0       unknown       client/server

1       server/client unknown


Creating new connections
------------------------

A packet is considered to match a connection if the stream ids match, and:

-- If the connection is comatose, the packet must be either a fin
   with the same sequence number as the previous fin in that direction, or
   an ack which acknowledges a fin in the opposite direction, or a RST
   segment.

-- If the connection is aborted, the packet must not have syn set

-- If the packet is neither comatose nor aborted, then no further
   conditions are necessary.

If a packet matches a stream, then it gets added to that stream.  If
there is no such stream, a new one gets created.

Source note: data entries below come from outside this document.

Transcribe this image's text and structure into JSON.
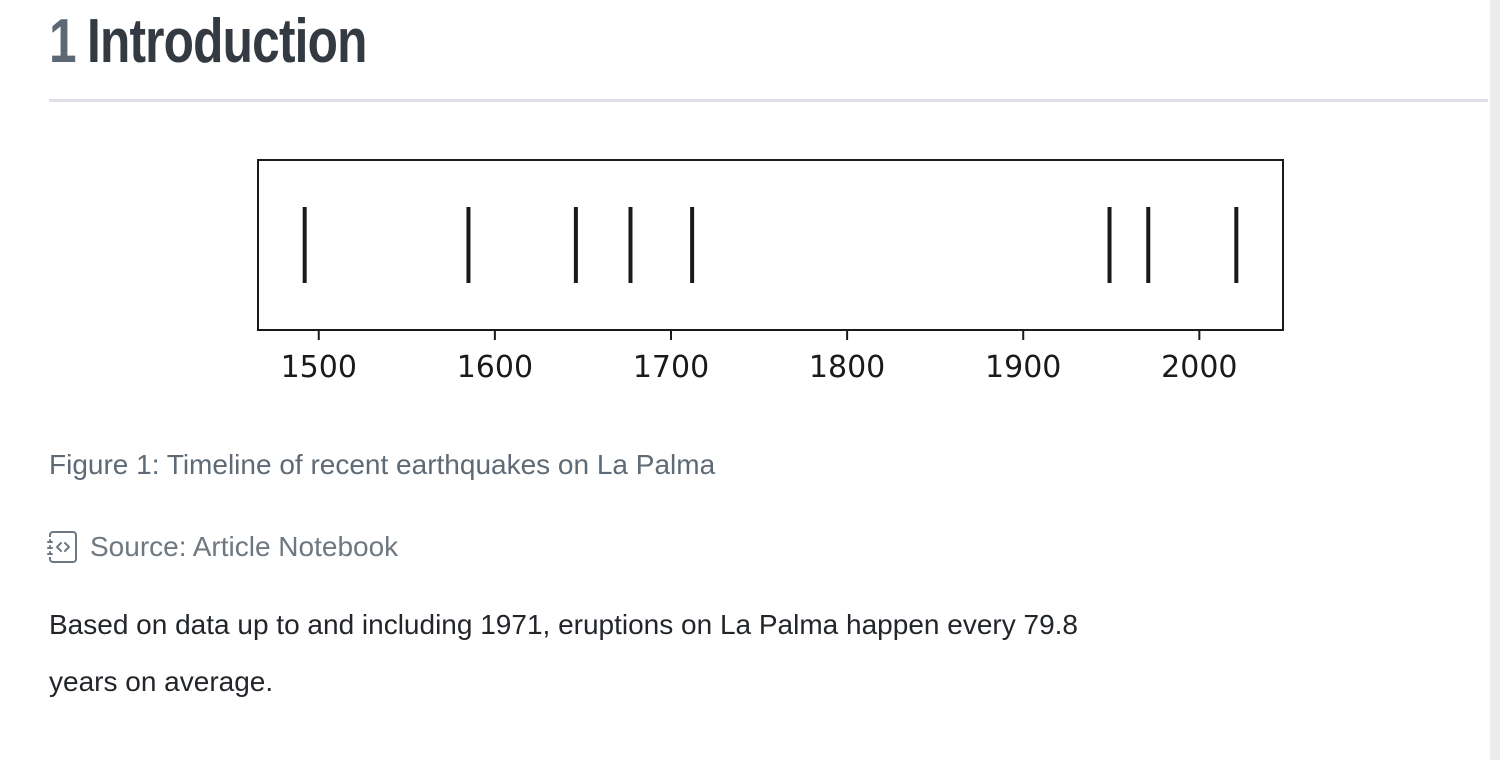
{
  "page": {
    "heading": {
      "number": "1",
      "title": "Introduction"
    },
    "figure": {
      "caption": "Figure 1: Timeline of recent earthquakes on La Palma",
      "source_label": "Source: Article Notebook",
      "source_icon": "journal-code-icon"
    },
    "paragraph_lines": [
      "Based on data up to and including 1971, eruptions on La Palma happen every 79.8",
      "years on average."
    ]
  },
  "colors": {
    "heading_number": "#5c6975",
    "heading_text": "#333a41",
    "caption_text": "#5e6a75",
    "source_text": "#6f7880",
    "body_text": "#22262b",
    "divider": "#dde1e5",
    "scrollbar_track": "#ececec",
    "plot_ink": "#1a1a1a"
  },
  "chart_data": {
    "type": "scatter",
    "subtype": "event-plot",
    "title": "",
    "xlabel": "",
    "ylabel": "",
    "x": [
      1492,
      1585,
      1646,
      1677,
      1712,
      1949,
      1971,
      2021
    ],
    "marker": "vertical-event-line",
    "xticks": [
      1500,
      1600,
      1700,
      1800,
      1900,
      2000
    ],
    "xtick_labels": [
      "1500",
      "1600",
      "1700",
      "1800",
      "1900",
      "2000"
    ],
    "xlim": [
      1465.5,
      2047.5
    ],
    "grid": false,
    "legend": false
  }
}
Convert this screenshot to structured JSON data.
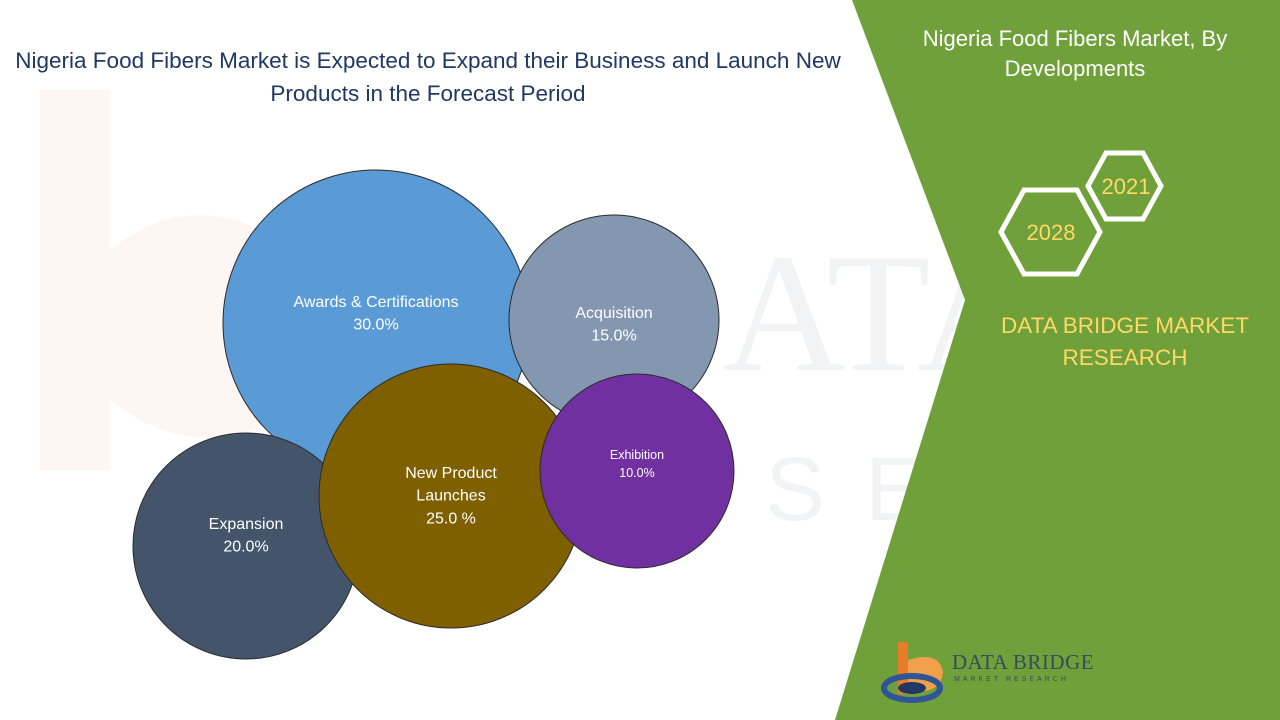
{
  "header": {
    "title": "Nigeria Food Fibers Market is Expected to Expand their Business and Launch New Products in the Forecast Period"
  },
  "side_panel": {
    "title": "Nigeria Food Fibers Market, By Developments",
    "year_badges": [
      "2021",
      "2028"
    ],
    "brand_text": "DATA BRIDGE MARKET RESEARCH",
    "background_color": "#70a03a",
    "brand_color": "#ffd966"
  },
  "logo": {
    "text": "DATA BRIDGE",
    "subtext": "MARKET RESEARCH",
    "icon": "data-bridge-logo-icon"
  },
  "chart_data": {
    "type": "bubble",
    "title": "Nigeria Food Fibers Market, By Developments",
    "series": [
      {
        "name": "Awards & Certifications",
        "value": 30.0,
        "label": "30.0%",
        "color": "#5b9bd5"
      },
      {
        "name": "Acquisition",
        "value": 15.0,
        "label": "15.0%",
        "color": "#8497b0"
      },
      {
        "name": "Expansion",
        "value": 20.0,
        "label": "20.0%",
        "color": "#44546a"
      },
      {
        "name": "New Product Launches",
        "value": 25.0,
        "label": "25.0 %",
        "color": "#7f6000"
      },
      {
        "name": "Exhibition",
        "value": 10.0,
        "label": "10.0%",
        "color": "#7030a0"
      }
    ]
  }
}
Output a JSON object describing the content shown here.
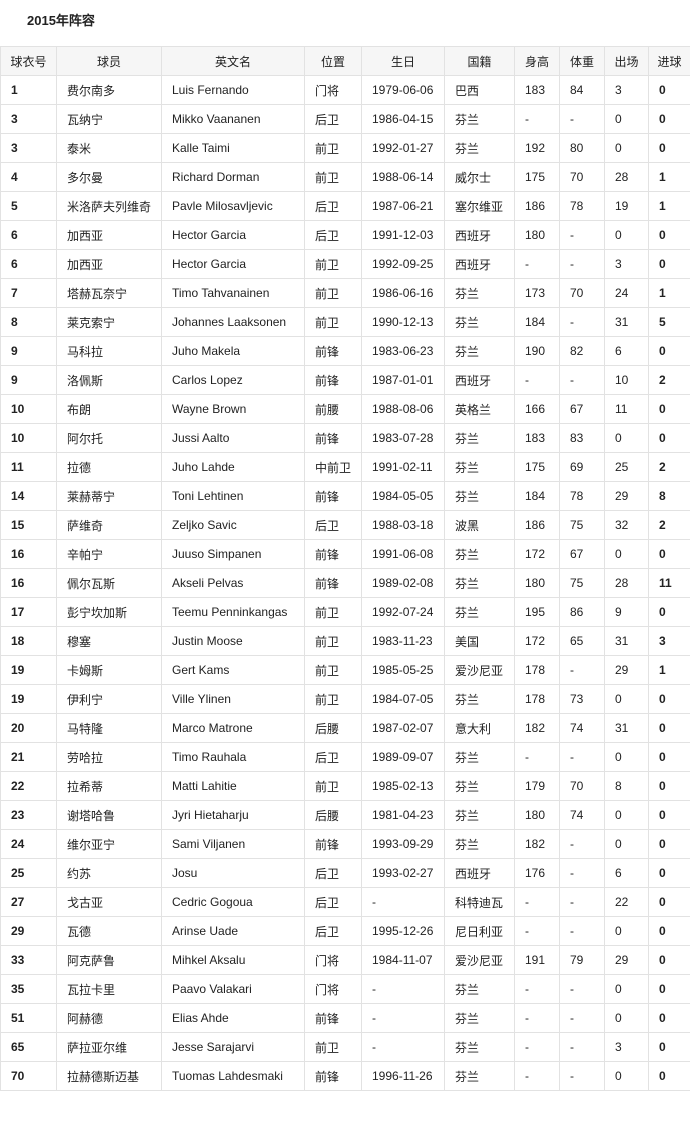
{
  "title": "2015年阵容",
  "table": {
    "header": [
      "球衣号",
      "球员",
      "英文名",
      "位置",
      "生日",
      "国籍",
      "身高",
      "体重",
      "出场",
      "进球"
    ],
    "rows": [
      [
        1,
        "费尔南多",
        "Luis Fernando",
        "门将",
        "1979-06-06",
        "巴西",
        183,
        84,
        3,
        0
      ],
      [
        3,
        "瓦纳宁",
        "Mikko Vaananen",
        "后卫",
        "1986-04-15",
        "芬兰",
        "-",
        "-",
        0,
        0
      ],
      [
        3,
        "泰米",
        "Kalle Taimi",
        "前卫",
        "1992-01-27",
        "芬兰",
        192,
        80,
        0,
        0
      ],
      [
        4,
        "多尔曼",
        "Richard Dorman",
        "前卫",
        "1988-06-14",
        "威尔士",
        175,
        70,
        28,
        1
      ],
      [
        5,
        "米洛萨夫列维奇",
        "Pavle Milosavljevic",
        "后卫",
        "1987-06-21",
        "塞尔维亚",
        186,
        78,
        19,
        1
      ],
      [
        6,
        "加西亚",
        "Hector Garcia",
        "后卫",
        "1991-12-03",
        "西班牙",
        180,
        "-",
        0,
        0
      ],
      [
        6,
        "加西亚",
        "Hector Garcia",
        "前卫",
        "1992-09-25",
        "西班牙",
        "-",
        "-",
        3,
        0
      ],
      [
        7,
        "塔赫瓦奈宁",
        "Timo Tahvanainen",
        "前卫",
        "1986-06-16",
        "芬兰",
        173,
        70,
        24,
        1
      ],
      [
        8,
        "莱克索宁",
        "Johannes Laaksonen",
        "前卫",
        "1990-12-13",
        "芬兰",
        184,
        "-",
        31,
        5
      ],
      [
        9,
        "马科拉",
        "Juho Makela",
        "前锋",
        "1983-06-23",
        "芬兰",
        190,
        82,
        6,
        0
      ],
      [
        9,
        "洛佩斯",
        "Carlos Lopez",
        "前锋",
        "1987-01-01",
        "西班牙",
        "-",
        "-",
        10,
        2
      ],
      [
        10,
        "布朗",
        "Wayne Brown",
        "前腰",
        "1988-08-06",
        "英格兰",
        166,
        67,
        11,
        0
      ],
      [
        10,
        "阿尔托",
        "Jussi Aalto",
        "前锋",
        "1983-07-28",
        "芬兰",
        183,
        83,
        0,
        0
      ],
      [
        11,
        "拉德",
        "Juho Lahde",
        "中前卫",
        "1991-02-11",
        "芬兰",
        175,
        69,
        25,
        2
      ],
      [
        14,
        "莱赫蒂宁",
        "Toni Lehtinen",
        "前锋",
        "1984-05-05",
        "芬兰",
        184,
        78,
        29,
        8
      ],
      [
        15,
        "萨维奇",
        "Zeljko Savic",
        "后卫",
        "1988-03-18",
        "波黑",
        186,
        75,
        32,
        2
      ],
      [
        16,
        "辛帕宁",
        "Juuso Simpanen",
        "前锋",
        "1991-06-08",
        "芬兰",
        172,
        67,
        0,
        0
      ],
      [
        16,
        "佩尔瓦斯",
        "Akseli Pelvas",
        "前锋",
        "1989-02-08",
        "芬兰",
        180,
        75,
        28,
        11
      ],
      [
        17,
        "彭宁坎加斯",
        "Teemu Penninkangas",
        "前卫",
        "1992-07-24",
        "芬兰",
        195,
        86,
        9,
        0
      ],
      [
        18,
        "穆塞",
        "Justin Moose",
        "前卫",
        "1983-11-23",
        "美国",
        172,
        65,
        31,
        3
      ],
      [
        19,
        "卡姆斯",
        "Gert Kams",
        "前卫",
        "1985-05-25",
        "爱沙尼亚",
        178,
        "-",
        29,
        1
      ],
      [
        19,
        "伊利宁",
        "Ville Ylinen",
        "前卫",
        "1984-07-05",
        "芬兰",
        178,
        73,
        0,
        0
      ],
      [
        20,
        "马特隆",
        "Marco Matrone",
        "后腰",
        "1987-02-07",
        "意大利",
        182,
        74,
        31,
        0
      ],
      [
        21,
        "劳哈拉",
        "Timo Rauhala",
        "后卫",
        "1989-09-07",
        "芬兰",
        "-",
        "-",
        0,
        0
      ],
      [
        22,
        "拉希蒂",
        "Matti Lahitie",
        "前卫",
        "1985-02-13",
        "芬兰",
        179,
        70,
        8,
        0
      ],
      [
        23,
        "谢塔哈鲁",
        "Jyri Hietaharju",
        "后腰",
        "1981-04-23",
        "芬兰",
        180,
        74,
        0,
        0
      ],
      [
        24,
        "维尔亚宁",
        "Sami Viljanen",
        "前锋",
        "1993-09-29",
        "芬兰",
        182,
        "-",
        0,
        0
      ],
      [
        25,
        "约苏",
        "Josu",
        "后卫",
        "1993-02-27",
        "西班牙",
        176,
        "-",
        6,
        0
      ],
      [
        27,
        "戈古亚",
        "Cedric Gogoua",
        "后卫",
        "-",
        "科特迪瓦",
        "-",
        "-",
        22,
        0
      ],
      [
        29,
        "瓦德",
        "Arinse Uade",
        "后卫",
        "1995-12-26",
        "尼日利亚",
        "-",
        "-",
        0,
        0
      ],
      [
        33,
        "阿克萨鲁",
        "Mihkel Aksalu",
        "门将",
        "1984-11-07",
        "爱沙尼亚",
        191,
        79,
        29,
        0
      ],
      [
        35,
        "瓦拉卡里",
        "Paavo Valakari",
        "门将",
        "-",
        "芬兰",
        "-",
        "-",
        0,
        0
      ],
      [
        51,
        "阿赫德",
        "Elias Ahde",
        "前锋",
        "-",
        "芬兰",
        "-",
        "-",
        0,
        0
      ],
      [
        65,
        "萨拉亚尔维",
        "Jesse Sarajarvi",
        "前卫",
        "-",
        "芬兰",
        "-",
        "-",
        3,
        0
      ],
      [
        70,
        "拉赫德斯迈基",
        "Tuomas Lahdesmaki",
        "前锋",
        "1996-11-26",
        "芬兰",
        "-",
        "-",
        0,
        0
      ]
    ]
  }
}
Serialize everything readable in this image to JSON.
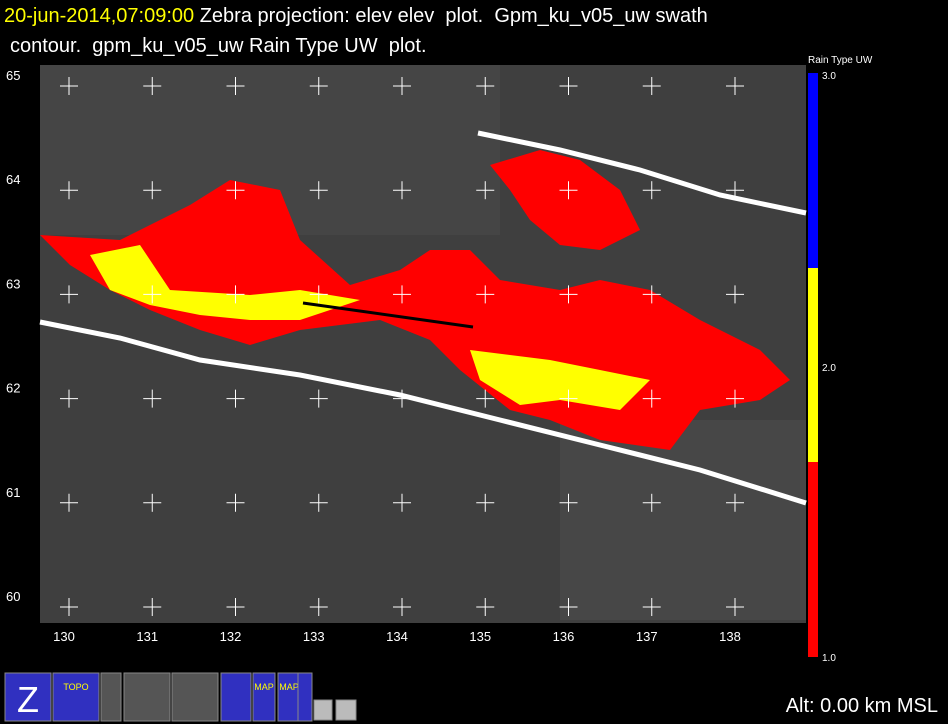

There is a slight complication: we only have a finite amount of memory
for streams.  When memory starts running low, we discard the
longest-idle stream; if the stream was neither aborted nor comatose,
and had packets in both directions, we also write a message to the
logfile.  At the end of the run, the critical idle threshold is
printed: this is the idle time of the least-idle discarded stream.


Other tricks
------------

You can change the amount of memory used for buffering by changing
max_buffer_mb.  This can safely be done at runtime by attaching with a
debugger if e.g. you find you've started thrashing three days into a
run.  Note that buffers are managed LRU, and so interactions with the
operating system's swap algorithm are likely to be very nasty.

Changing the buffer size should never effect the final results.

Bugs
----

The memory used for storing out-of-order fragments isn't properly
accounted; if you get too many, you run out of memory and die.  It
should be fairly obvious when this happens.